Después de la Primera y Segunda Guerra Mundial, procesos de expansión del poder político y económico capitalista, que se caracterizaron por la extrema violencia estatal en contra de la existencia humana, se firmó la Declaración Universal de los Derechos Humanos. Si bien, el acuerdo ético y político se dio en el marco de la sociedad moderna capitalista, éste establecía ciertas restricciones a la expansión violenta del capital y, sobre todo, al poder político (Estado Nación) que lo acompaña. Los límites impuestos configuraban lo que se conoce como Estado de Derechos y Garantías, adjetivaciones que supone el respeto y la garantía a los acuerdos sociales logrados en la Declaración.
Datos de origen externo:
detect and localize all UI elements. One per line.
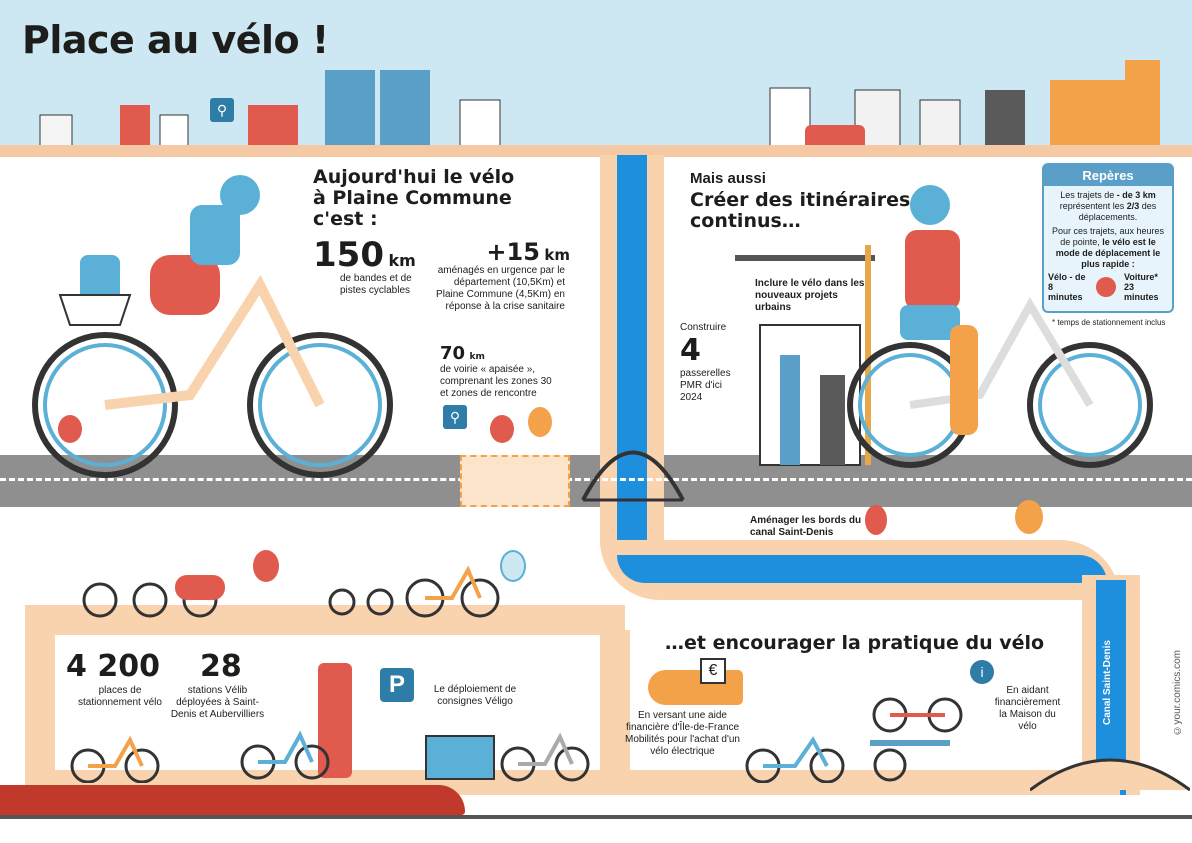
parked-bike-illustration [70,735,160,783]
stat-150-desc: de bandes et de pistes cyclables [340,273,412,296]
tree-decoration [500,550,526,582]
footbridge-road [581,450,685,502]
tree-decoration [528,407,552,437]
stat-15-km: +15 km [470,240,570,265]
family-cyclist-illustration [32,175,393,478]
sidewalk-top [0,145,1192,157]
path-center [600,630,630,795]
canal-vertical [617,155,647,555]
stat-150-unit: km [388,251,416,270]
canal-text: Aménager les bords du canal Saint-Denis [750,515,862,538]
reperes-text1-mid: représentent les [1059,200,1127,211]
tree-decoration [490,415,514,443]
canal-bank-right [647,155,664,545]
euro-icon: € [700,658,726,684]
tree-decoration [58,415,82,443]
canal-bend [617,555,1107,583]
reperes-voiture: Voiture* 23 minutes [1124,271,1159,302]
reperes-text2: Pour ces trajets, aux heures de pointe, … [1044,222,1172,269]
reperes-text2-bold: le vélo est le mode de déplacement le pl… [1055,237,1161,269]
maison-desc: En aidant financièrement la Maison du vé… [994,685,1061,732]
velib-value: 28 [200,649,242,684]
footbridge-canal [1030,758,1190,792]
tree-decoration [865,505,887,535]
woman-cyclist-illustration [735,185,1153,468]
reperes-heading: Repères [1044,165,1172,186]
page-title: Place au vélo ! [22,18,329,62]
parking-desc: places de stationnement vélo [78,685,162,708]
canal-bank-left [600,155,617,545]
parking-sign-icon: P [380,668,414,702]
velib-terminal [318,663,352,778]
stopwatch-icon [1096,276,1116,297]
build-value: 4 [680,333,701,368]
canal-label: Canal Saint-Denis [1102,640,1113,726]
reperes-text1-post: des déplacements. [1078,200,1157,222]
temporary-lane [460,455,570,507]
tram-train [0,785,465,815]
city-skyline [39,60,1160,155]
stat-70-desc: de voirie « apaisée », comprenant les zo… [440,364,552,399]
reperes-box: Repères Les trajets de - de 3 km représe… [1042,163,1174,313]
repair-workshop-illustration [870,697,963,782]
path-bottom [600,770,1120,795]
rail-track [0,815,1192,819]
reperes-note: * temps de stationnement inclus [1052,318,1166,327]
veligo-desc: Le déploiement de consignes Véligo [433,684,517,707]
build-label: Construire [680,322,727,333]
reperes-text2-pre: Pour ces trajets, aux heures de pointe, [1051,226,1165,248]
veligo-shelter [425,735,495,780]
also-label: Mais aussi [690,170,766,187]
also-heading: Créer des itinéraires continus… [690,189,911,232]
info-sign-icon: i [970,660,994,684]
aid-desc: En versant une aide financière d'Île-de-… [625,710,740,757]
parking-value: 4 200 [66,649,160,684]
bike-lane-sign-icon: ⚲ [443,405,467,429]
reperes-text1: Les trajets de - de 3 km représentent le… [1044,186,1172,222]
today-heading: Aujourd'hui le vélo à Plaine Commune c'e… [313,166,515,230]
tree-decoration [253,550,279,582]
path-lower [25,605,625,635]
stat-15-value: +15 [486,238,540,266]
reperes-text1-pre: Les trajets de [1060,190,1117,200]
credit-text: ©your.comics.com [1172,650,1183,736]
stat-70-value: 70 [440,343,466,364]
bike-sign-icon: ⚲ [210,98,234,122]
stat-70-unit: km [469,352,485,362]
build-desc: passerelles PMR d'ici 2024 [680,368,731,403]
reperes-compare: Vélo - de 8 minutes Voiture* 23 minutes [1044,270,1172,304]
reperes-text1-bold2: 2/3 [1126,200,1140,211]
path-left [25,605,55,790]
velib-desc: stations Vélib déployées à Saint-Denis e… [170,685,265,720]
reperes-text1-bold: - de 3 km [1116,190,1156,200]
stat-15-unit: km [544,246,570,264]
stat-70-km: 70 km [440,345,485,364]
tree-decoration [1015,500,1043,534]
stat-150-km: 150 km [313,238,416,272]
encourage-heading: …et encourager la pratique du vélo [665,632,1045,654]
urban-projects-text: Inclure le vélo dans les nouveaux projet… [755,278,865,313]
veligo-bike-illustration [500,732,590,782]
stat-150-value: 150 [313,235,384,275]
velib-bike-illustration [240,730,330,780]
reperes-velo: Vélo - de 8 minutes [1048,271,1086,302]
cyclists-path-illustration [82,565,500,618]
electric-bike-illustration [745,736,845,783]
stat-15-desc: aménagés en urgence par le département (… [436,265,565,312]
hand-money-icon [648,670,743,705]
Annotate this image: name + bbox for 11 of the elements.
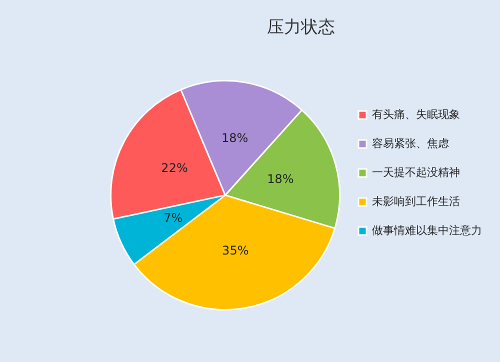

Es decir, el Estado, como institución política y administrativa de la sociedad está obligado no solo a respetar los derechos humanos, sino a garantizar su cumplimiento.
Esta nueva cualidad del Estado Nacional permitió la configuración del Estado de Bienestar en la sociedades industrializadas, posible sobre la base del crecimiento económico de las economías centrales - y de la obvia articulación asimétrica de las economías periféricas, por la que estas últimas transferían riqueza a las primeras- y una política de redistribución de la riqueza social (keynesianismo). Es este desequilibrio económico del desarrollo de la sociedad moderna el que explica la imposibilidad estructural de la formación de Estados de Bienestar en los países pobres. De lo dicho se desprende la también imposible configuración de un Estado de Derechos y Garantías en el antes llamado Tercer Mundo.
La argumentación anterior permite entender las sistemáticas violaciones de derechos humanos perpetradas en todos los países de América latina, a lo largo de toda su historia colonial y republicana, y particularmente en la segunda mitad del siglo pasado.
Curiosamente, aunque absolutamente explicable, mientras en el norte enriquecido se consolidaba el Estado de Bienestar de plenos derechos y garantías, en el sur empobrecido se violaban de manera sistemática los derechos humanos (de primera y segunda generación) tanto por las dictaduras militares cuanto por los gobiernos neoliberales. De hecho, el trabajo sucio (persecución, encarcelamiento, tortura y asesinato), que hipócritamente no era correcto hacerlo en el centro, se lo hacía en la periferia. En cuanto a los derechos económicos y sociales, que ciertamente en el norte industrializado eran derechos, en el sur empobrecido eran dádivas del desarrollo en clave tercer mundo.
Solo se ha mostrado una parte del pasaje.